It's our goal to send about three emails per new customer per week. Our email app sends emails during "waking" hours (8 a.m. to 8 p.m.) and it looks at the email send history for each new customer's account once per hour. So it's looking at each customer's email history 84 times per week (7*12). Upon checking the email history, it decides whether to send an email.

My approach to coding this function is just to use a probability to trigger an email, with some degree of confidence that over a week the total number of sent emails is going to be about three. This will provide a lot of consistency while at the same time still appearing to be "human" in that it is random in its timing.

I've tried calculating this a few times, and my best calculation

 (1-(3/84))^84 

has returned a probability of .04713, but I've been running a simulation for about three weeks with 2500 customer profiles and only a handful of accounts have produced 3 emails in a week. Clearly my calculations are wrong.

It's been a while since I took a stat course and I'm not entirely confident I'm going to come up with the right answer :)

Your thoughts are appreciated.

Answer 1

Create a list with customers - each listed three times. Shuffle the list. Send an email to the first person on the list. Wait an appropriate time (number of hours in the week divided by three times the number of customers). Repeat.

The above guarantees three random emails sent to each customer. Obviously if you don't want to send during certain hours you can limit the number of hours in the week and adjust accordingly.

Answer 2

If you set the probability $p$ of an email going out at any given hour to $\frac{3}{84}$, then on average each user will receive 3 messages weekly. To verify this, note that this problem is a binomial distribution with $n = 84$. Since the expected value of a binomial distribution is $np$ and you'd like the mean number of emails to be 3, $84p = 3$, and $p = 3 / 84$.

As for the degree of confidence this will roughly equal 3, with this approach the distribution of emails users will receive will look like so:

Note that, while 3 is the expected value, only about 22 percent of user-weeks will have three emails. If you find this distribution over number of emails is too dispersed—i.e. the range of potential values is too broad—or you're not willing to accept a 5 percent chance that a user receives 6 emails, then you may wish to consider another approach.

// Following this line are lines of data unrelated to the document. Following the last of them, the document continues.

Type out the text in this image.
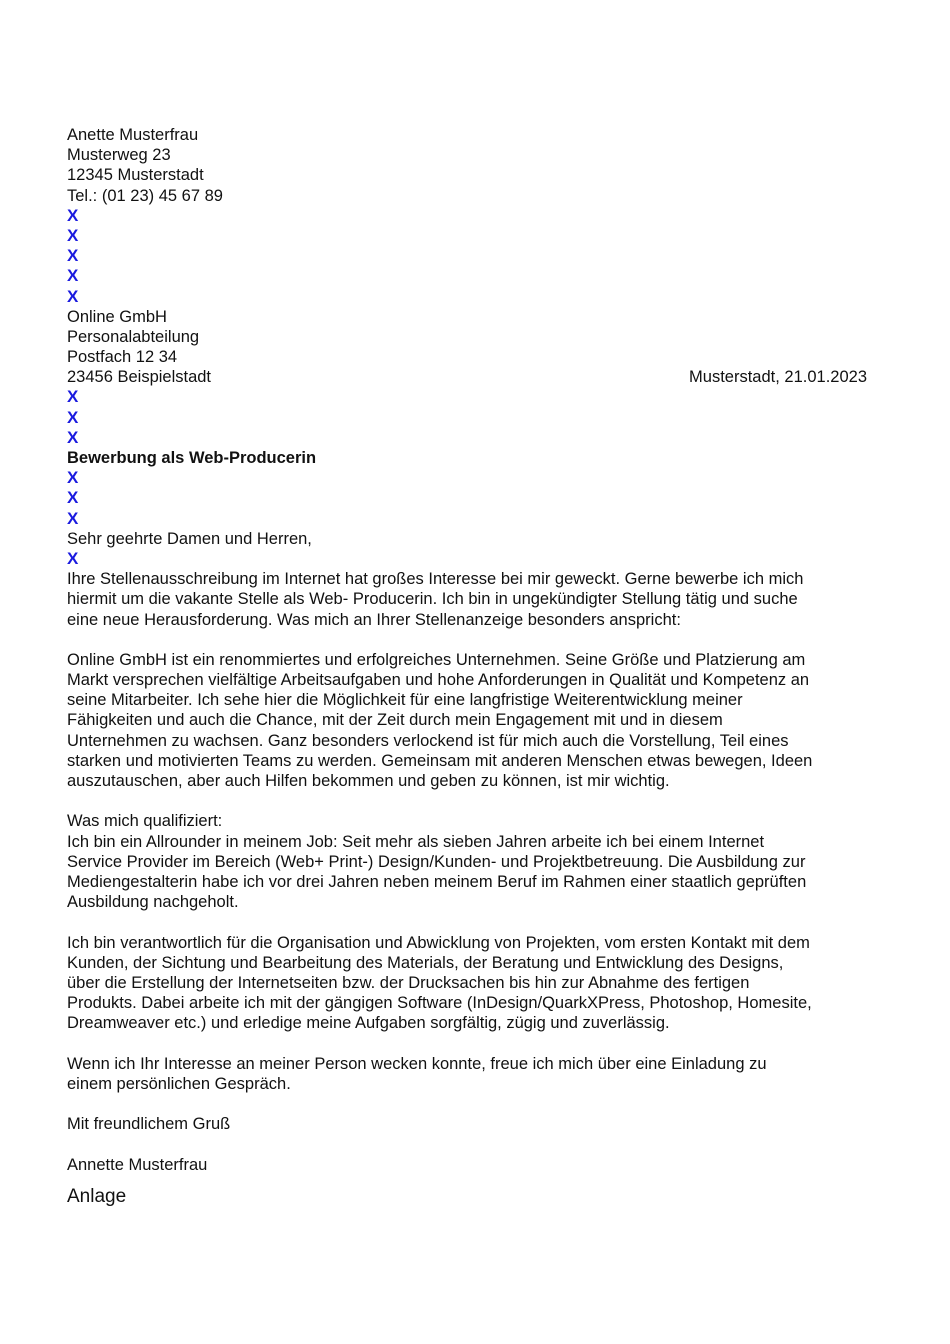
Anette Musterfrau
Musterweg 23
12345 Musterstadt
Tel.: (01 23) 45 67 89
X
X
X
X
X
Online GmbH
Personalabteilung
Postfach 12 34
23456 Beispielstadt	Musterstadt, 21.01.2023
X
X
X
Bewerbung als Web-Producerin
X
X
X
Sehr geehrte Damen und Herren,
X
Ihre Stellenausschreibung im Internet hat großes Interesse bei mir geweckt. Gerne bewerbe ich mich
hiermit um die vakante Stelle als Web- Producerin. Ich bin in ungekündigter Stellung tätig und suche
eine neue Herausforderung. Was mich an Ihrer Stellenanzeige besonders anspricht:
Online GmbH ist ein renommiertes und erfolgreiches Unternehmen. Seine Größe und Platzierung am
Markt versprechen vielfältige Arbeitsaufgaben und hohe Anforderungen in Qualität und Kompetenz an
seine Mitarbeiter. Ich sehe hier die Möglichkeit für eine langfristige Weiterentwicklung meiner
Fähigkeiten und auch die Chance, mit der Zeit durch mein Engagement mit und in diesem
Unternehmen zu wachsen. Ganz besonders verlockend ist für mich auch die Vorstellung, Teil eines
starken und motivierten Teams zu werden. Gemeinsam mit anderen Menschen etwas bewegen, Ideen
auszutauschen, aber auch Hilfen bekommen und geben zu können, ist mir wichtig.
Was mich qualifiziert:
Ich bin ein Allrounder in meinem Job: Seit mehr als sieben Jahren arbeite ich bei einem Internet
Service Provider im Bereich (Web+ Print-) Design/Kunden- und Projektbetreuung. Die Ausbildung zur
Mediengestalterin habe ich vor drei Jahren neben meinem Beruf im Rahmen einer staatlich geprüften
Ausbildung nachgeholt.
Ich bin verantwortlich für die Organisation und Abwicklung von Projekten, vom ersten Kontakt mit dem
Kunden, der Sichtung und Bearbeitung des Materials, der Beratung und Entwicklung des Designs,
über die Erstellung der Internetseiten bzw. der Drucksachen bis hin zur Abnahme des fertigen
Produkts. Dabei arbeite ich mit der gängigen Software (InDesign/QuarkXPress, Photoshop, Homesite,
Dreamweaver etc.) und erledige meine Aufgaben sorgfältig, zügig und zuverlässig.
Wenn ich Ihr Interesse an meiner Person wecken konnte, freue ich mich über eine Einladung zu
einem persönlichen Gespräch.
Mit freundlichem Gruß
Annette Musterfrau
Anlage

For example, you could sample 3 values without replacement from the integers from 0 to 83, and then simply schedule the three weekly emails accordingly. You could also choose arbitrary probabilities for the number of emails to be sent to each user, and then randomly choose that many hours at which to send emails. E.g. a 0.5 probability of three emails, 0.25 of two, 0.25 of four, or whatever arbitrary distribution you'd like.

From a development perspective this could prove useful down the road if you later create methods to learn how many emails is most likely to be successful for a given user, and when those messages are most likely to be successful. Meaning, if you already have a random scheduler in place, it'll be easier to swap out for a scheduler that uses the results of a learning algorithm. (Assuming you have some metric of success available for each message, which may be a faulty assumption on my part.)

Answer 3

Seems like you want to number all your customers, 1,2,3,...., and then randomly select from this set of numbers, email the customer with the randomly selected number, as long as they haven't received three emails. You'll need to continuously adjust the number of times the program tries to send an email to ensure the number of tries is 3*number of customers.

So, for example, I have 100 customers I want to email 3 times, randomly interspersed through the week. I set up a program to try and send 300 emails, so I divide (7*12)/300 to get the timing of the efforts. At each effort I randomly pick a number between 1 and 100, and send an email to them, checking to ensure the haven't received three. Near the end of the week the only people receiving emails will be the one or two dozen customers who have only received one or two emails.

In, fact, you could probably setup checks so that everyone receives 1 before you start randomly sending second emails, and so on.

Hope this makes sense.

Edit: SeanEaster's suggestion: "For example, you could sample 3 values without replacement from the integers from 0 to 83, and then simply schedule the three weekly emails accordingly." is somewhat similar to my solution and probably the best way to go. The true probability method could occasionally have a customer receive 5 or more emails, small chance but there - it's gonna happen at some point - and that seems like way too much. Like it would drive them away.

Edit: Bad pseudocode for what I'm suggesting (not great at pseudocoding):

I'm assuming every Saturday or Sunday, you adjust the No. of customers to reflect the latest figures.

While (execute=true){

  if(Sunday, 7 am)   
  {
    Reset everything
    start timer   
  }

  if(timer = 84/(No. of customers * No of emails desired))   {  

    reset timer    
    emailSent = false

    do{

      randomly select from 1 - No. of customers

      if(No. of emails sent to customer < 3){
        send email to customer
        emailSent = true
      }

    }
    while(emailSent = false)   
  }  

}

I think that shows how the do-while loop would ensure that emails are only sent out if the customer has received less than 3 (each customer will never receive more than three) and the timer functionality ensures that the correct number of efforts is made for everyone to receive three, with the efforts spaced out evenly throughout the week. I can't think of how I would continuously update the number of customers - never should have said that. Any code i would write would need to be stopped, input new numbers, and then rerun. I still think SeanEaster's suggestion I highlighted before is best - it ensures three emails, randomly spaced across 84 hours, for whatever umber of customers. Obviously, that setup would require adjusting the customer information on some regular schedule as well.